Não é possível definir um tema concreto para a criação, um destino a que se propusessem chegar. A nenhum dos intérpretes (todos responsáveis pela peça) interessa trabalhar de forma linear, importa sim um movimento que fluido, tal e qual o corpo. “Tivemos um período de leituras, de discussões, de conversas sobre a ideia do cuidar de si, de uma transição interior, estivemos um período a olhar para isso tudo e depois deixámos passar um período sem ensaios. Quando voltámos fomos ver que danças é que se estavam a passar em nós naquele momento. E foi através das danças que foram aparecendo que fomos encontrar elementos de ligação com o que tínhamos lido, pensado, escrito, discutido. E as coisas foram-se construindo assim, em paralelo.”

Tudo está ligado a essas leituras feitas durante o processo de criação mas também tudo está ligado ao passado, ao que já foi feito, apresentado. E se a transformação do corpo é um óbvio tema recorrente no seu trabalho, em conjunto com a natureza, também a dualidade presente em “O Limpo e o Sujo” – logo no título – é algo que também já vem acompanhando o percurso de Mantero há anos.
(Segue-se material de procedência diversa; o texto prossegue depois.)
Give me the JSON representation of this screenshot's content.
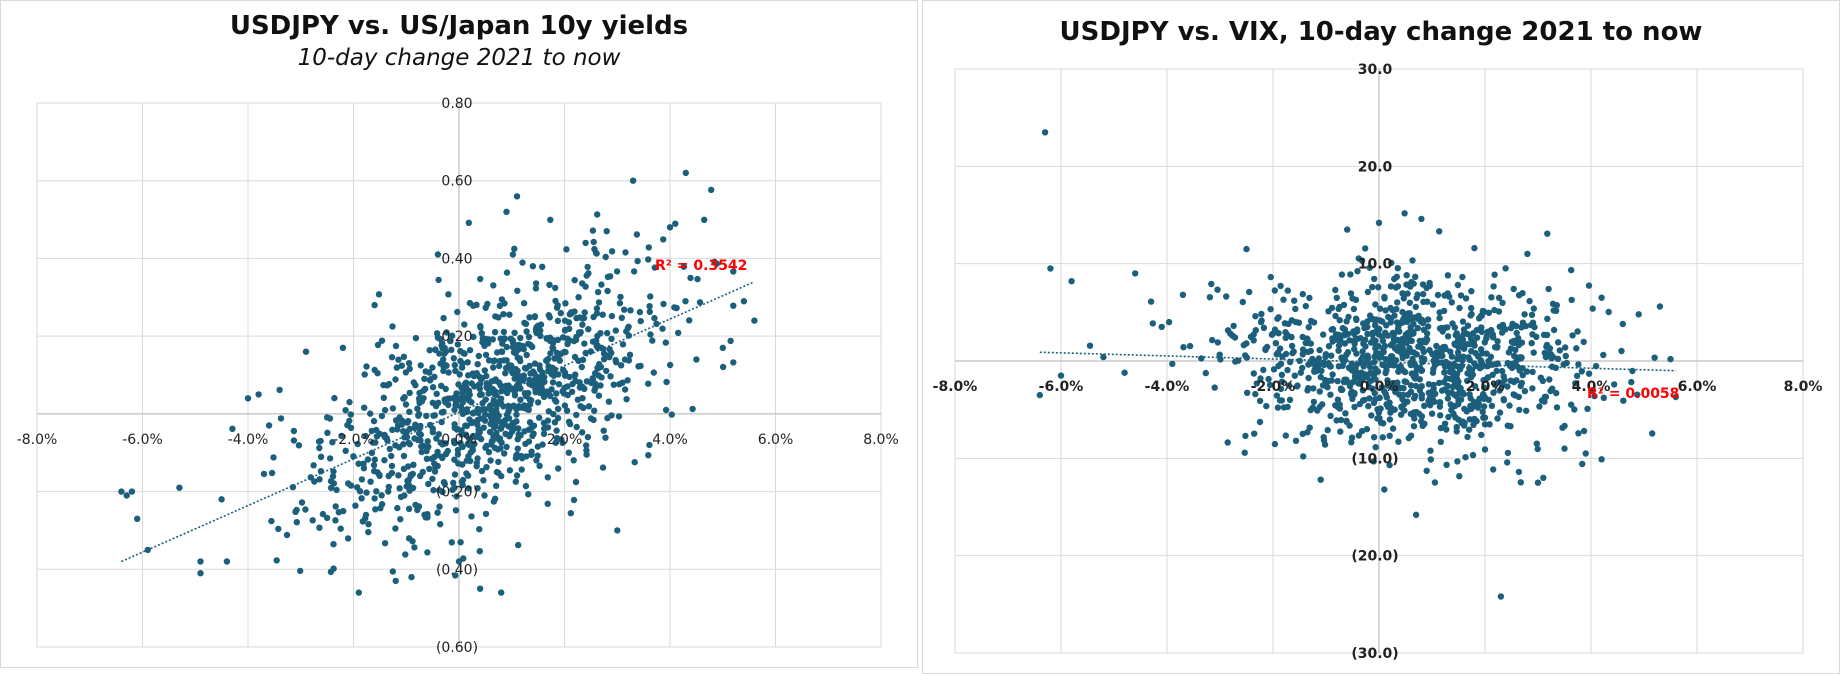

Não o posso negar, aliás, tenho outros títulos do género, como ‘Poesia e Selvajaria’. Gosto muito de trabalhar com a dualidade, o consciente e o inconsciente, o verbal e o não verbal, passo a vida nesses lugares. Mas apesar de os expor enquanto dualidades depois na verdade gosto de as trabalhar em entrosamentos, cruzamentos, enovelamentos.”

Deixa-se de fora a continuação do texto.